Antibióticos e as normas da Anvisa
Desde a implementação das resoluções que regulamentam os antimicrobianos, a Anvisa passou a exigir controles mais rigorosos sobre esses medicamentos. Entre os principais pontos estão:
- Venda somente mediante receita médica
- Retenção da receita na farmácia
- Proibição de fracionamento sem autorização específica
- Prazo de validade da receita limitado
- Registro das movimentações no sistema oficial quando aplicável
Essas medidas visam garantir rastreabilidade e reduzir o uso indiscriminado.
Relação entre antibióticos e o SNGPC
Nem todos os antibióticos são escriturados no SNGPC, mas continuam sujeitos às regras de controle documental e fiscal. É comum a confusão entre antimicrobianos e medicamentos sujeitos a controle especial.
Apesar de não exigirem escrituração no SNGPC como psicotrópicos e entorpecentes, os antibióticos fazem parte de um grupo que demanda atenção redobrada em auditorias sanitárias, principalmente quanto à retenção de receitas e organização documental.

Atualizações e responsabilidades das farmácias
Manter a lista de antibióticos atualizada é responsabilidade direta dos estabelecimentos farmacêuticos. Isso inclui:
- Conferir se os medicamentos estão corretamente classificados
- Atualizar rotinas internas conforme normas vigentes
- Treinar equipes para dispensação correta
- Garantir arquivamento adequado das receitas
Falhas nesses processos podem gerar autuações, multas e outras penalidades sanitárias.
Importância da padronização e conformidade operacional
A conformidade com as normas que envolvem antibióticos não se limita à venda. Ela abrange estoque, armazenamento, controle de validade, documentação e procedimentos internos.
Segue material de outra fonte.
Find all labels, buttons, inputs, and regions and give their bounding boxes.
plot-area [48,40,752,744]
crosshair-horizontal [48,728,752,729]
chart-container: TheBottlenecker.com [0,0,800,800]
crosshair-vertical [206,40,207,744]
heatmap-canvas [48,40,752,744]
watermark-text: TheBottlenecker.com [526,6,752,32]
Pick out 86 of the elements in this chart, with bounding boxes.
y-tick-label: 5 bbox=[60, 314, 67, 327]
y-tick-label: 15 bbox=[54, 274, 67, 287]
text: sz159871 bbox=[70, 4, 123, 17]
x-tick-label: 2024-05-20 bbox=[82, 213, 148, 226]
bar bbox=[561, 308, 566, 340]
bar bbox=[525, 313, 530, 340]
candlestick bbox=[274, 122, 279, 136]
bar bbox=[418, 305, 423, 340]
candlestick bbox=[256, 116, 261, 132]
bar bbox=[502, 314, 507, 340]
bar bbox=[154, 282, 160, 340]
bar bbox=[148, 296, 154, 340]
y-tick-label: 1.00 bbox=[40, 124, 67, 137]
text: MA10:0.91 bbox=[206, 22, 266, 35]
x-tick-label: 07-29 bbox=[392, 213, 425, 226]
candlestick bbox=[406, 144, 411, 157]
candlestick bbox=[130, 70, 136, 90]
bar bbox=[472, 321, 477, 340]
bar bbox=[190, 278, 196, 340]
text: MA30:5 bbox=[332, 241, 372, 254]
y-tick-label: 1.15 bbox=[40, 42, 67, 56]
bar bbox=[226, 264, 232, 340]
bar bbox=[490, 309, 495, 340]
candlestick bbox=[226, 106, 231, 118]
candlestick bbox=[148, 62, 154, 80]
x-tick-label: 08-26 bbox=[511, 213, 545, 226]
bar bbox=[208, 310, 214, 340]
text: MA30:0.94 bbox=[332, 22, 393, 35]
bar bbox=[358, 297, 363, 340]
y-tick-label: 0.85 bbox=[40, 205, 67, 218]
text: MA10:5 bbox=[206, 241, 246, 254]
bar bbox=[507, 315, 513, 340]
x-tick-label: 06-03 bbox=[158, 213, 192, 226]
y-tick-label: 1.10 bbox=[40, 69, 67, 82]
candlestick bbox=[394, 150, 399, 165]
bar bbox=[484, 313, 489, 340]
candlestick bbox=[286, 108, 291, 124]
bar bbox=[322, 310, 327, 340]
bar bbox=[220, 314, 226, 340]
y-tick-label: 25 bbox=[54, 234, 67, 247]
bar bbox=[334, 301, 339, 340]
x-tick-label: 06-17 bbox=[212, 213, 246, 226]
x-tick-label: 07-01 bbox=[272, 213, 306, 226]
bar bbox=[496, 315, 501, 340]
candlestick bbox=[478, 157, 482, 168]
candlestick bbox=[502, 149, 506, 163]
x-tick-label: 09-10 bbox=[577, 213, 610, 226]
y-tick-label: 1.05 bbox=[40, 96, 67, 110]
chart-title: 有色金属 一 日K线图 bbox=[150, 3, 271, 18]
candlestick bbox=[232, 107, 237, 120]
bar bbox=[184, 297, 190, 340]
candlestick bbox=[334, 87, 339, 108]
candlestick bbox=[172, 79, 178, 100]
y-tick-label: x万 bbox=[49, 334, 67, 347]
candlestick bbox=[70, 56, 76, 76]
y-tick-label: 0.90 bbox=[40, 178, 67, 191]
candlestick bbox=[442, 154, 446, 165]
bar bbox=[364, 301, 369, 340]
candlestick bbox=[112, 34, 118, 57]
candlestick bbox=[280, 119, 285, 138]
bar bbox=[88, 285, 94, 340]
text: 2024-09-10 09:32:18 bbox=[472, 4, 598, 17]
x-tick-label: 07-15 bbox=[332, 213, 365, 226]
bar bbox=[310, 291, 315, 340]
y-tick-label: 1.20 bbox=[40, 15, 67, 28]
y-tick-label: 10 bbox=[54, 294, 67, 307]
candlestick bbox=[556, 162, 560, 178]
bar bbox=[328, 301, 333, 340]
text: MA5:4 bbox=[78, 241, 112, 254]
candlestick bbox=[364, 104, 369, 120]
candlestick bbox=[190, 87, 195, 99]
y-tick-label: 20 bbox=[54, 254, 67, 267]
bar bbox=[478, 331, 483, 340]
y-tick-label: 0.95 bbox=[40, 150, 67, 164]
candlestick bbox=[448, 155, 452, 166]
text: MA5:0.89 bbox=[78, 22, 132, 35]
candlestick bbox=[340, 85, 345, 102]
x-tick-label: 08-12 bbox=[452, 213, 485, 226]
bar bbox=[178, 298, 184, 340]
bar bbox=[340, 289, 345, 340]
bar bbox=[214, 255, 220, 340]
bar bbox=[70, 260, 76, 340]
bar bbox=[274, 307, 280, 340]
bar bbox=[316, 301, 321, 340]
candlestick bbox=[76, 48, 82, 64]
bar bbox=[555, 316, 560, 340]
A ausência de padronização é um dos principais problemas identificados em fiscalizações sanitárias, especialmente em farmácias de médio e grande porte.
Conclusão
A lista de antibióticos é uma referência indispensável para o funcionamento regular de farmácias, drogarias e demais empresas do setor farmacêutico.
Estar atualizado em relação aos antimicrobianos comercializados e às normas da Anvisa é fundamental para garantir segurança sanitária, conformidade legal e qualidade na assistência à saúde. O acompanhamento contínuo das atualizações regulatórias é parte essencial da gestão farmacêutica moderna.